A harrowing survival drama set during the Soviet invasion of Poland during WWII, it tells the story of a Polish soldier accused of being a spy and sentenced to 20 years of hard labor in a Siberian Gulag. After forming an escape plan with his fellow inmates, breaking out proves to be the easy part, as the group is forced to walk across 4,000 miles of savage wilderness in order to win their freedom. Peter Weir co-wrote and directed the movie, based on the memoirs of real-life Polish prisoner of war Slawomir Rawicz.


U-571 (2000)



 A group of US Navy soldiers are tasked with infiltrating a German U-571 submarine to acquire a codebook vital to the Allies success in WWII. Though things start out promisingly, their own ship is destroyed, leaving them to fend for themselves aboard an enemy vessel deep in hostile territory.
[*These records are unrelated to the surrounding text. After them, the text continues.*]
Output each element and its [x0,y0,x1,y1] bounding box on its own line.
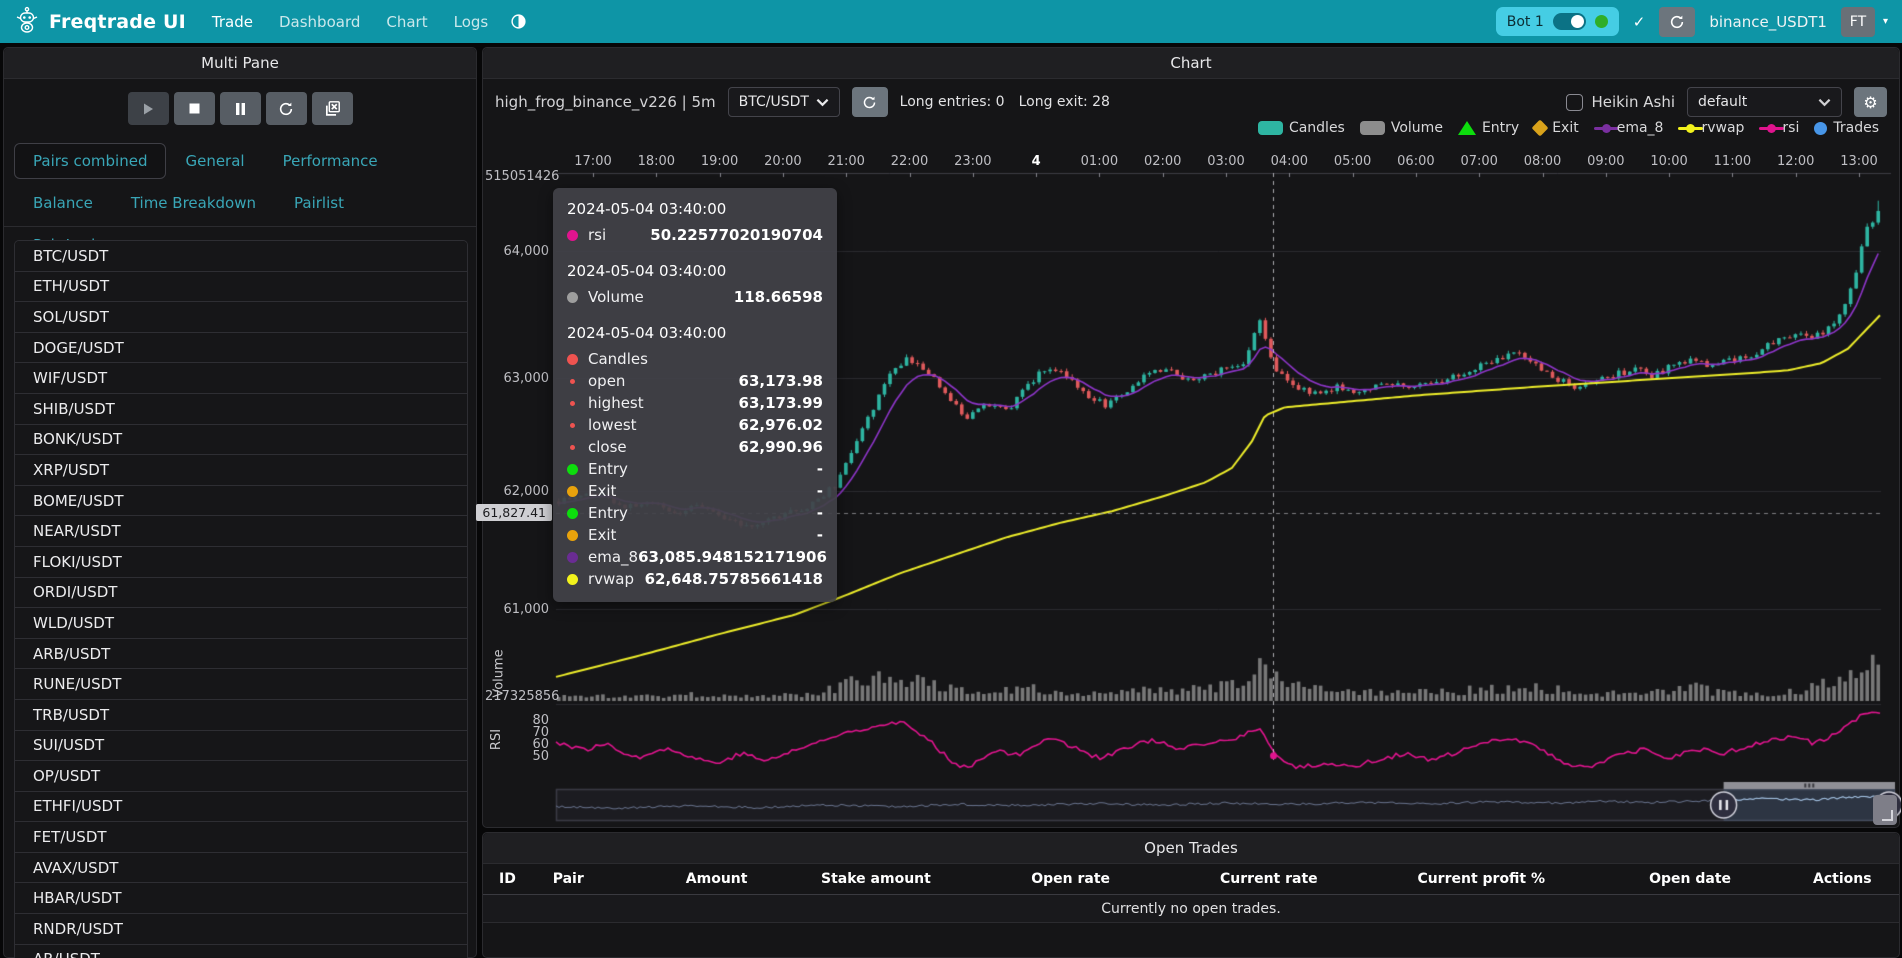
chart-panel: Chart high_frog_binance_v226 | 5m BTC/US… [482,47,1900,828]
check-icon[interactable]: ✓ [1633,13,1646,31]
pair-list-item[interactable]: NEAR/USDT [15,516,467,547]
freqtrade-robot-logo-icon [14,6,40,38]
pair-list-item[interactable]: DOGE/USDT [15,333,467,364]
pair-list-item[interactable]: AR/USDT [15,945,467,958]
exchange-label: binance_USDT1 [1709,13,1827,31]
pair-list-item[interactable]: XRP/USDT [15,455,467,486]
pair-list-item[interactable]: WLD/USDT [15,608,467,639]
price-chart-canvas[interactable] [483,48,1901,829]
bot-toggle[interactable] [1553,13,1586,30]
column-header-actions: Actions [1786,871,1899,887]
pair-list-item[interactable]: HBAR/USDT [15,883,467,914]
divider [4,226,476,227]
pair-list-item[interactable]: TRB/USDT [15,700,467,731]
pair-list-item[interactable]: OP/USDT [15,761,467,792]
bot-selector[interactable]: Bot 1 [1496,7,1619,36]
pair-list-item[interactable]: ARB/USDT [15,639,467,670]
nav-item-trade[interactable]: Trade [212,13,253,31]
navbar-right: Bot 1 ✓ binance_USDT1 FT ▾ [1496,7,1888,37]
column-header-current-rate: Current rate [1170,871,1368,887]
brand[interactable]: Freqtrade UI [14,6,186,38]
open-trades-empty-message: Currently no open trades. [483,895,1899,923]
pair-list-item[interactable]: WIF/USDT [15,363,467,394]
nav-item-logs[interactable]: Logs [454,13,489,31]
pair-list: BTC/USDTETH/USDTSOL/USDTDOGE/USDTWIF/USD… [14,240,468,958]
pair-list-item[interactable]: BONK/USDT [15,425,467,456]
pair-list-item[interactable]: FLOKI/USDT [15,547,467,578]
open-trades-title: Open Trades [483,833,1899,864]
multi-pane-panel: Multi Pane Pairs combinedGeneralPerforma… [3,47,477,958]
tab-time-breakdown[interactable]: Time Breakdown [112,185,275,221]
global-refresh-button[interactable] [1659,7,1695,37]
nav-item-chart[interactable]: Chart [386,13,427,31]
column-header-amount: Amount [653,871,780,887]
column-header-pair: Pair [547,871,653,887]
column-header-stake-amount: Stake amount [780,871,971,887]
pair-list-item[interactable]: BTC/USDT [15,241,467,272]
clear-log-button[interactable] [312,92,353,125]
tab-balance[interactable]: Balance [14,185,112,221]
column-header-id: ID [483,871,547,887]
pair-list-item[interactable]: RNDR/USDT [15,914,467,945]
pair-list-item[interactable]: ETHFI/USDT [15,792,467,823]
tab-pairlist[interactable]: Pairlist [275,185,363,221]
pause-button[interactable] [220,92,261,125]
pair-list-item[interactable]: FET/USDT [15,822,467,853]
user-avatar[interactable]: FT [1841,7,1875,37]
column-header-open-date: Open date [1595,871,1786,887]
open-trades-panel: Open Trades IDPairAmountStake amountOpen… [482,832,1900,958]
multi-pane-title: Multi Pane [4,48,476,79]
pair-list-item[interactable]: BOME/USDT [15,486,467,517]
tab-performance[interactable]: Performance [264,143,397,179]
pair-list-item[interactable]: AVAX/USDT [15,853,467,884]
brand-title: Freqtrade UI [49,11,186,33]
freqtrade-app: Freqtrade UI Trade Dashboard Chart Logs Bot… [0,0,1902,958]
nav-item-dashboard[interactable]: Dashboard [279,13,360,31]
chevron-down-icon: ▾ [1883,16,1888,27]
navbar: Freqtrade UI Trade Dashboard Chart Logs Bot… [0,0,1902,43]
pair-list-item[interactable]: RUNE/USDT [15,669,467,700]
theme-toggle-icon[interactable] [510,13,527,30]
column-header-open-rate: Open rate [972,871,1170,887]
main-nav: Trade Dashboard Chart Logs [212,13,488,31]
bot-controls [4,92,476,125]
pane-resize-grip[interactable] [1873,795,1897,825]
pair-list-item[interactable]: SHIB/USDT [15,394,467,425]
pair-list-item[interactable]: SOL/USDT [15,302,467,333]
bot-label: Bot 1 [1507,14,1544,30]
pair-list-item[interactable]: SUI/USDT [15,731,467,762]
reload-button[interactable] [266,92,307,125]
open-trades-header-row: IDPairAmountStake amountOpen rateCurrent… [483,864,1899,895]
plot-area: 17:0018:0019:0020:0021:0022:0023:00401:0… [483,48,1901,829]
pair-list-item[interactable]: ETH/USDT [15,272,467,303]
pair-list-item[interactable]: ORDI/USDT [15,578,467,609]
tab-pairs-combined[interactable]: Pairs combined [14,143,166,179]
column-header-current-profit-pct: Current profit % [1368,871,1595,887]
bot-online-indicator [1595,15,1608,28]
stop-button[interactable] [174,92,215,125]
tab-general[interactable]: General [166,143,263,179]
play-button[interactable] [128,92,169,125]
While there were some issues with the movie’s historical accuracy, its sound editing not only won an Oscar, but became the gold standard scene used to test subwoofers in home theaters.


Morituri (1965)


Marlon Brando plays Robert Crain, a German pacifist living in India who gets blackmailed by the Allied Forces to prove his disloyalty to his home country. If Crain, posing as an SS Officer, can disrupt a German ship carrying a supply of rubber from Japan, which is in short supply due to the war, then the Allies can commandeer it for their own efforts. Crain’s mission is made more difficult when he crosses paths with the ship’s commanding officer, Captain Mueller (Yul Brynner), who works to restrict Crain’s movements on board. While the film was not an initial success, it was released under a new title, Saboteur: Code Name Morituri. It went on to win two Academy Awards for cinematography and costume design, earning Brando high praise for his performance.